Amidst the commotion in India, Indian voices have yet again failed us by not speaking out loud. If you are a public figure in India and you’re going to speak out in support of #blacklivesmatter, it is absolutely shameful that you wouldn’t speak out for #farmerslivesmatter with the same conviction. And not just public figures, I am astonished that Indian people on my social media accounts who fervently expressed their support for #blacklivesmatter have not found it in them to support farmers’ lives. Not to say that one matters more than the other but what does it take for someone to express support for both of them equally? Why did it have to take Rihanna of all people to bring this matter to international attention? Indian governments have been failing us for years but now Indians have failed us as well.
It is absolutely shameful that India has become a joke in the international community today and the outcome responsibility falls on the leader who has previously been involved in mass killings of Muslims.
It is shameful that where dictatorships have been chided by human rights organizations, India, a supposed democracy has made its mark.

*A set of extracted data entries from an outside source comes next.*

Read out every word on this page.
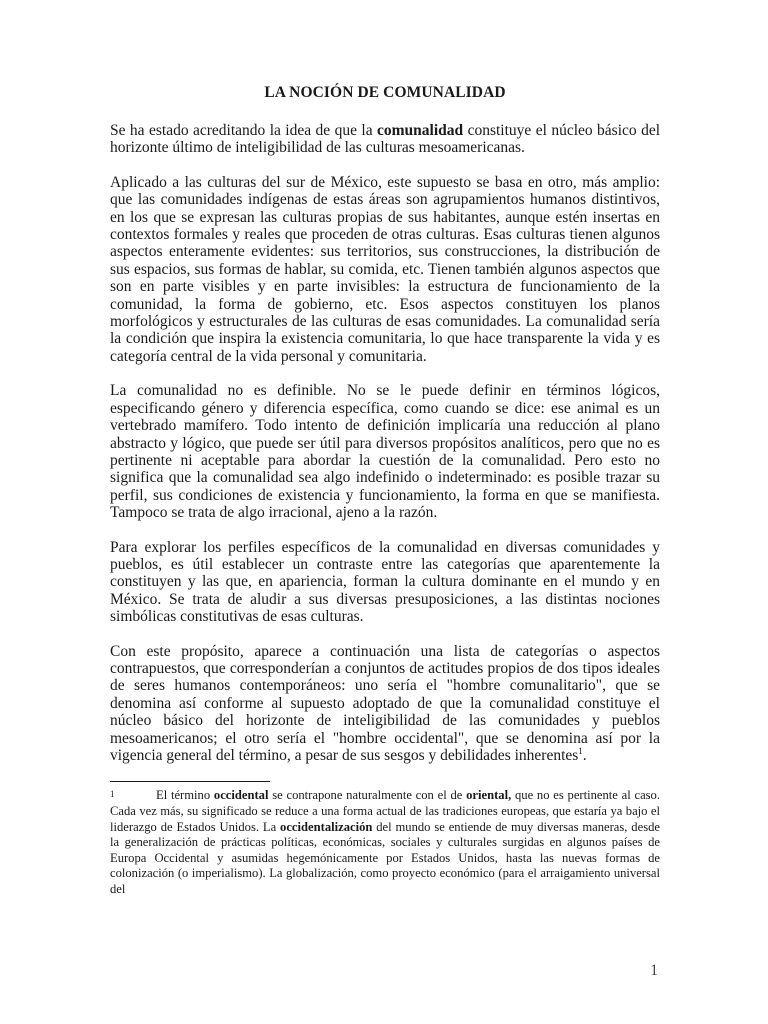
LA NOCIÓN DE COMUNALIDAD

Se ha estado acreditando la idea de que la comunalidad constituye el núcleo básico del horizonte último de inteligibilidad de las culturas mesoamericanas.

Aplicado a las culturas del sur de México, este supuesto se basa en otro, más amplio: que las comunidades indígenas de estas áreas son agrupamientos humanos distintivos, en los que se expresan las culturas propias de sus habitantes, aunque estén insertas en contextos formales y reales que proceden de otras culturas. Esas culturas tienen algunos aspectos enteramente evidentes: sus territorios, sus construcciones, la distribución de sus espacios, sus formas de hablar, su comida, etc. Tienen también algunos aspectos que son en parte visibles y en parte invisibles: la estructura de funcionamiento de la comunidad, la forma de gobierno, etc. Esos aspectos constituyen los planos morfológicos y estructurales de las culturas de esas comunidades. La comunalidad sería la condición que inspira la existencia comunitaria, lo que hace transparente la vida y es categoría central de la vida personal y comunitaria.

La comunalidad no es definible. No se le puede definir en términos lógicos, especificando género y diferencia específica, como cuando se dice: ese animal es un vertebrado mamífero. Todo intento de definición implicaría una reducción al plano abstracto y lógico, que puede ser útil para diversos propósitos analíticos, pero que no es pertinente ni aceptable para abordar la cuestión de la comunalidad. Pero esto no significa que la comunalidad sea algo indefinido o indeterminado: es posible trazar su perfil, sus condiciones de existencia y funcionamiento, la forma en que se manifiesta. Tampoco se trata de algo irracional, ajeno a la razón.

Para explorar los perfiles específicos de la comunalidad en diversas comunidades y pueblos, es útil establecer un contraste entre las categorías que aparentemente la constituyen y las que, en apariencia, forman la cultura dominante en el mundo y en México. Se trata de aludir a sus diversas presuposiciones, a las distintas nociones simbólicas constitutivas de esas culturas.

Con este propósito, aparece a continuación una lista de categorías o aspectos contrapuestos, que corresponderían a conjuntos de actitudes propios de dos tipos ideales de seres humanos contemporáneos: uno sería el "hombre comunalitario", que se denomina así conforme al supuesto adoptado de que la comunalidad constituye el núcleo básico del horizonte de inteligibilidad de las comunidades y pueblos mesoamericanos; el otro sería el "hombre occidental", que se denomina así por la vigencia general del término, a pesar de sus sesgos y debilidades inherentes$^1$.

1	El término occidental se contrapone naturalmente con el de oriental, que no es pertinente al caso. Cada vez más, su significado se reduce a una forma actual de las tradiciones europeas, que estaría ya bajo el liderazgo de Estados Unidos. La occidentalización del mundo se entiende de muy diversas maneras, desde la generalización de prácticas políticas, económicas, sociales y culturales surgidas en algunos países de Europa Occidental y asumidas hegemónicamente por Estados Unidos, hasta las nuevas formas de colonización (o imperialismo). La globalización, como proyecto económico (para el arraigamiento universal del

1
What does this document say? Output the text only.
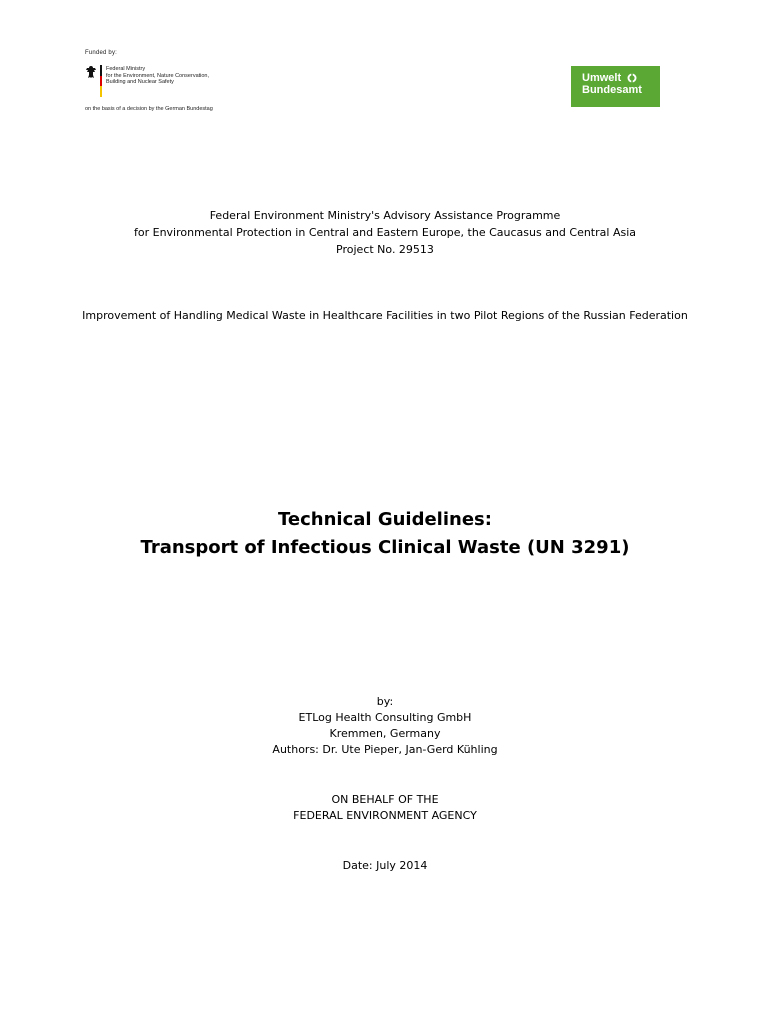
Funded by:
Federal Ministry
for the Environment, Nature Conservation,
Building and Nuclear Safety
on the basis of a decision by the German Bundestag
Umwelt
Bundesamt
Federal Environment Ministry's Advisory Assistance Programme
for Environmental Protection in Central and Eastern Europe, the Caucasus and Central Asia
Project No. 29513
Improvement of Handling Medical Waste in Healthcare Facilities in two Pilot Regions of the Russian Federation
Technical Guidelines:
Transport of Infectious Clinical Waste (UN 3291)
by:
ETLog Health Consulting GmbH
Kremmen, Germany
Authors: Dr. Ute Pieper, Jan-Gerd Kühling
ON BEHALF OF THE
FEDERAL ENVIRONMENT AGENCY
Date: July 2014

But there is hope after all. As long as American celebrities continue to stumble upon random articles from American news channels about the internet censorship in India, illegitimate governments like India’s will continue to be questioned and justice will prevail. Rihanna has now achieved next level priority status in Punjab and her celebrity status now probably rivals that of Gurdas Maan. The internet has been quick to create memes about what a 2024 Rihanna concert in Jalandhar would look like, how she would look draped in a sari as an Indian politician, and my personal favourite, how she would look in a turban, dressed as Major Kuldip Singh, Sikh hero from the 1971 India-Pakistan war. Rihanna isn’t the hero anybody expected, but it’s the hero they needed.